Avoid letting your shoulders take over your portrait by changing how you frame the shot.
I'll show you some examples so you know what I'm talking about .One way to get a better picture is to keep your shirt on … except it’s 900 degrees outside and you can’t handle wearing sleeves.
This is all about the photographer, not the camera.
Here's the scene. Awesome hot rod project car at a car show, and the proud owner is styling a 50s dancing dress to complement her car: As you can see, it was a really flat grey day, not a lot of light. Actually, grey days are great for portraits, it's like living in a giant softbox. Much easier on the camera than the heavy contrast of bright sunshine.
This is the closeup I did. It was a dim and grey day with a really flat sky, no cloud detail at all. Not only that, the inside of the wagon was super dark and unfinished, and I didn’t have an assistant or a reflector to pull in any light. This is where I made a mistake in my framing.
When you look at this picture the biggest light spot is not her face, it’s her shoulder. Not only is it closest to the camera (which makes it bigger), it’s lighter in color than her face, so it sort of takes over the whole shot.
In graphic design, the focal point is the place where the eye rests first and longest. Usually it's the lightest or brightest part of the design. In portrait photography usually you want the focal point to be the face, particularly the eyes.
In this case, her upper arm became a big old flat blank spot. It would have been a better choice to change my angle, avoiding having the upper arm take over the frame.
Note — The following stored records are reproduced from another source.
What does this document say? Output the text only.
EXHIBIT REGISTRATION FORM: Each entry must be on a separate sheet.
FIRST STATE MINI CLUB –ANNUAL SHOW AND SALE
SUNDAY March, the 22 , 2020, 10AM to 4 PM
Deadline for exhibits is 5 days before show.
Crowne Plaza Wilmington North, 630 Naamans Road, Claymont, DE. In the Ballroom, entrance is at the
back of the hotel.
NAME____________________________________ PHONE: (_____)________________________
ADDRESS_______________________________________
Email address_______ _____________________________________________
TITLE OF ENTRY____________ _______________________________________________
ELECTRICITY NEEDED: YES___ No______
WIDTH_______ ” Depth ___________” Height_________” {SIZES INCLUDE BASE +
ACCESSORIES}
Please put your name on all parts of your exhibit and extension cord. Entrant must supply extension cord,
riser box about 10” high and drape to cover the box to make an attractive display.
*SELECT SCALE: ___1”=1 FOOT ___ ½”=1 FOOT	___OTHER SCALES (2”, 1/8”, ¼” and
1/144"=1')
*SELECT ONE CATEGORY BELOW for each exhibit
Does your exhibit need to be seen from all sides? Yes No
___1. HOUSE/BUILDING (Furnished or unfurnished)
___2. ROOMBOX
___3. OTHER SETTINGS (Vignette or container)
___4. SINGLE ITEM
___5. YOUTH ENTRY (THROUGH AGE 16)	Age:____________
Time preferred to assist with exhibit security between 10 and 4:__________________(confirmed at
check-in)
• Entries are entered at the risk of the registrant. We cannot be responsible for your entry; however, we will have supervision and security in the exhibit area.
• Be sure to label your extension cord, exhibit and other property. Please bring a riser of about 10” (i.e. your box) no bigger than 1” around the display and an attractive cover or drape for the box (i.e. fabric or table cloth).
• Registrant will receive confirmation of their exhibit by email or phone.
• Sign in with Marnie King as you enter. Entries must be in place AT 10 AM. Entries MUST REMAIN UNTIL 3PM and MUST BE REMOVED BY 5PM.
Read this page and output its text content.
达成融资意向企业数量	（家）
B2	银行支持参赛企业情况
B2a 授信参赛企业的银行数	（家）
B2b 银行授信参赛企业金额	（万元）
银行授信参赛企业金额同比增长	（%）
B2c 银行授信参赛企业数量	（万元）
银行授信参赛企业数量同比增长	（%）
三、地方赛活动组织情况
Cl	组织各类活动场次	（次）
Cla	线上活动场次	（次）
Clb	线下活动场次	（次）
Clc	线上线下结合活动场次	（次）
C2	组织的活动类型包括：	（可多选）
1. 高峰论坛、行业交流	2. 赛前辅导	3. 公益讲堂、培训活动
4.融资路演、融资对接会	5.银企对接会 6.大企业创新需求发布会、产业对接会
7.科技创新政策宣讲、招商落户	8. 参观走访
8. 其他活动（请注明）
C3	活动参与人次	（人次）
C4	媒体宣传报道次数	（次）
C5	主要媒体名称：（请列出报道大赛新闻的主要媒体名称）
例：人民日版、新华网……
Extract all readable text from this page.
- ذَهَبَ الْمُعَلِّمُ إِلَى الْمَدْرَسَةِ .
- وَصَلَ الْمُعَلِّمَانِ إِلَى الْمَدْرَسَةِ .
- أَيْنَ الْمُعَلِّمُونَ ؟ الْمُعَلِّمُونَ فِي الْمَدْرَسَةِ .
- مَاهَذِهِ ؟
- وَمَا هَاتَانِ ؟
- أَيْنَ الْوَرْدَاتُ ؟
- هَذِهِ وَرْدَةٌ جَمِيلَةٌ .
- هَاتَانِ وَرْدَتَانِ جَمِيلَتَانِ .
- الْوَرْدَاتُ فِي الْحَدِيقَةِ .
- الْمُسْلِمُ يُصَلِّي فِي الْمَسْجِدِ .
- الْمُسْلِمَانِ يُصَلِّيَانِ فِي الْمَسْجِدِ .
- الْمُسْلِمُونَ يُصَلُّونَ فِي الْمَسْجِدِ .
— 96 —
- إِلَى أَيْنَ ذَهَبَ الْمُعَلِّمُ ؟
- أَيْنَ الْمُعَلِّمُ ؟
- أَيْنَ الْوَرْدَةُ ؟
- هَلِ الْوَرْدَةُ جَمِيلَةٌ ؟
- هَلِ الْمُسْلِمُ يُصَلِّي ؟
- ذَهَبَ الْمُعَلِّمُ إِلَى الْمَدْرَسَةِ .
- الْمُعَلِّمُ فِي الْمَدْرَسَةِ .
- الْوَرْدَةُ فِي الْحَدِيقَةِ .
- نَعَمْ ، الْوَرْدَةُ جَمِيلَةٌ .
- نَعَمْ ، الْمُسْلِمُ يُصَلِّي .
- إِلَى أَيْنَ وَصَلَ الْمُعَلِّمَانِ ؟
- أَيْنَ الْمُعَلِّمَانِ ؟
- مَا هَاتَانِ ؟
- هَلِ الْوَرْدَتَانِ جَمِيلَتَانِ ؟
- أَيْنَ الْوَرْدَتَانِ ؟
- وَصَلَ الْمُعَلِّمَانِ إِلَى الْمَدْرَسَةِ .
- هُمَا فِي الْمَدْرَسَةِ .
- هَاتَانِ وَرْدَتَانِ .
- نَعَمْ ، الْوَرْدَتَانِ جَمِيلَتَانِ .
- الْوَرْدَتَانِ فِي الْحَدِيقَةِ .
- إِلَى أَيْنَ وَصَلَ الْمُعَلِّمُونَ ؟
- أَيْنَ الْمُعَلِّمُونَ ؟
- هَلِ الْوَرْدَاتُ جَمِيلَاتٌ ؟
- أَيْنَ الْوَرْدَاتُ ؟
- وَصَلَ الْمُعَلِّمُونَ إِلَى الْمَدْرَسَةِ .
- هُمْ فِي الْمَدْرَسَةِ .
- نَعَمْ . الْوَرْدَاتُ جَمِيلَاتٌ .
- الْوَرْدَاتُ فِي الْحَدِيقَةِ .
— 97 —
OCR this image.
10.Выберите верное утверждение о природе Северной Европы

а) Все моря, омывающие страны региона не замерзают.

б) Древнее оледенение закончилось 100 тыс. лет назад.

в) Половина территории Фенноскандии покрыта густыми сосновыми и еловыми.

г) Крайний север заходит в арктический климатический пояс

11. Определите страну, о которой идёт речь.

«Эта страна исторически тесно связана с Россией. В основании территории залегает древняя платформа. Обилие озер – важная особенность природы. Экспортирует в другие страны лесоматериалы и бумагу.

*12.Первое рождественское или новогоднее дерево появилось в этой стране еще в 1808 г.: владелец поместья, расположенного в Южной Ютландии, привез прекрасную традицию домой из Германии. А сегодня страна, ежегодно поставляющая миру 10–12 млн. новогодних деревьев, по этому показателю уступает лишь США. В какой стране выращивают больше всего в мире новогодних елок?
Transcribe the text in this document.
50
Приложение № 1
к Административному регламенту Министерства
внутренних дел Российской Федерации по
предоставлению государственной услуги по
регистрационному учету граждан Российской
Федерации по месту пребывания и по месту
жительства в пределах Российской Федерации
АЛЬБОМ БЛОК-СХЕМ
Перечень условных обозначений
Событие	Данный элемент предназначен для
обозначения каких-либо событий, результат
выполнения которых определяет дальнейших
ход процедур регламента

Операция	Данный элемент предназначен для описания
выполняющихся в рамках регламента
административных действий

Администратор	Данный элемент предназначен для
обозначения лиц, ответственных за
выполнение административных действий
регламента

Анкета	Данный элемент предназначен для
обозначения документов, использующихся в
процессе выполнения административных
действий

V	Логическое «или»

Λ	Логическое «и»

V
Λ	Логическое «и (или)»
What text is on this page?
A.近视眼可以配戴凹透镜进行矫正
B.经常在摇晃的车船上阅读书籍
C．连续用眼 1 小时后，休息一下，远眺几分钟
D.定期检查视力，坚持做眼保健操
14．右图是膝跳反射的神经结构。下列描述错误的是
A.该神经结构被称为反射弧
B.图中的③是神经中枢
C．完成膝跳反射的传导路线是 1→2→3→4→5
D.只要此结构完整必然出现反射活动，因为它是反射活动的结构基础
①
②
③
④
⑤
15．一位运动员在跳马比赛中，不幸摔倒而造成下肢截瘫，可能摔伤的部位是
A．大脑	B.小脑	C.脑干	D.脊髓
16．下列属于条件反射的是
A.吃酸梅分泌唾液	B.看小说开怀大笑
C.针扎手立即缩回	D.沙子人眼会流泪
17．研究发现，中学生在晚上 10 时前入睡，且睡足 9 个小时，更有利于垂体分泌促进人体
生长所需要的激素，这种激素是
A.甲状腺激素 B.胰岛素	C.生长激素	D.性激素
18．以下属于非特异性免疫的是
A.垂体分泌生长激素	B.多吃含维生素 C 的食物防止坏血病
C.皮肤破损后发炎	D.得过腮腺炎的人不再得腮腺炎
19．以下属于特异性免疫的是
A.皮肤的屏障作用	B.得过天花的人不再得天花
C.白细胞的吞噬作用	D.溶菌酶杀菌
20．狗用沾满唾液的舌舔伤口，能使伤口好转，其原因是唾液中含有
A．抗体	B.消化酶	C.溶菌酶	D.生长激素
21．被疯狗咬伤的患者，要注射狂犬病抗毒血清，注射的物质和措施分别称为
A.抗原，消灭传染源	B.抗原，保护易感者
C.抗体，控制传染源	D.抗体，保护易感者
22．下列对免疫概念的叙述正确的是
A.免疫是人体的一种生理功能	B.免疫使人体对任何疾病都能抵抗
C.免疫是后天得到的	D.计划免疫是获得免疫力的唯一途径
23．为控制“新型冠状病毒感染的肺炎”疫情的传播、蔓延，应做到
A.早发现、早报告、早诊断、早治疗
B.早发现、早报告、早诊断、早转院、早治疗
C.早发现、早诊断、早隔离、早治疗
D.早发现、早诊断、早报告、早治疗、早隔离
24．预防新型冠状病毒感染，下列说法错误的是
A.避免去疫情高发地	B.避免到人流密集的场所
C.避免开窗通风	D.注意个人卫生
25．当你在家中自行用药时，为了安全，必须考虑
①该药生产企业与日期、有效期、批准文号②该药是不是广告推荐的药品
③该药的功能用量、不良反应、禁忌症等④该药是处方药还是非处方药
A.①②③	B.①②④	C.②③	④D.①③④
Cropping it square improves things a little bit. Cropping is your friend.
Most of us realize that standing sideways to the camera presents a smaller target. But sometimes we get a little too sideways, and end up looking directly over our shoulder, which isn’t flattering.
On top of that, sometimes we get self conscious, and bad things happen when we’re sucking our gut in and not breathing. Necks look shorter because we pull our shoulders up to hold our breath. Think tall and relaxed, not suck in suck in suck in I can't breathe take the picture already.....
Another potential problem is having your hands up next to your face. Sometimes we try to cover a double chin by putting our chin on our fist for camouflage. Just be careful not to have the back of your fist facing the camera. Here’s an example:
The back of your hand is just about as big as your face. For most people, that is.
That’s why, if you choose to do an Uncle Rico pose from Napoleon Dynamite you should turn the hand sideways, not facing the flat side of the fist toward the camera. But don’t do an Uncle Rico. Unless you really want to. Intentionally. As a joke…. Because people will laugh anyway.
How to Get It Right
So finally, here’s an example of how to take a good portrait when your model has a sleeveless top on. It was 100 degrees out in August when we did her senior pictures, but I framed it in such a way that her shoulders didn’t take over, and the focus was on her pretty face. Because we were in the shade I had an assistant holding a white reflector to the model’s right to add some gentle light into the shot. Notice she is standing at a slight angle, but not looking over her shoulder sideways. She's at more of a 30 to 45 degree angle to the camera, with her head turned slightly, which elongates the neck.
There's a good DIY profile picture tips article I wrote at the Adult Like A Boss website if you'd like to learn a little more about basic portrait tips. I'll cover things in a bit more detail here, as it's all about the camera, right?
So, if you want your portraits to pop make the face the center of attention. If the subject has a sleeveless top on, don't let the upper arm or their hands take too much visual space in the framing and you'll see a real improvement in your portraiture.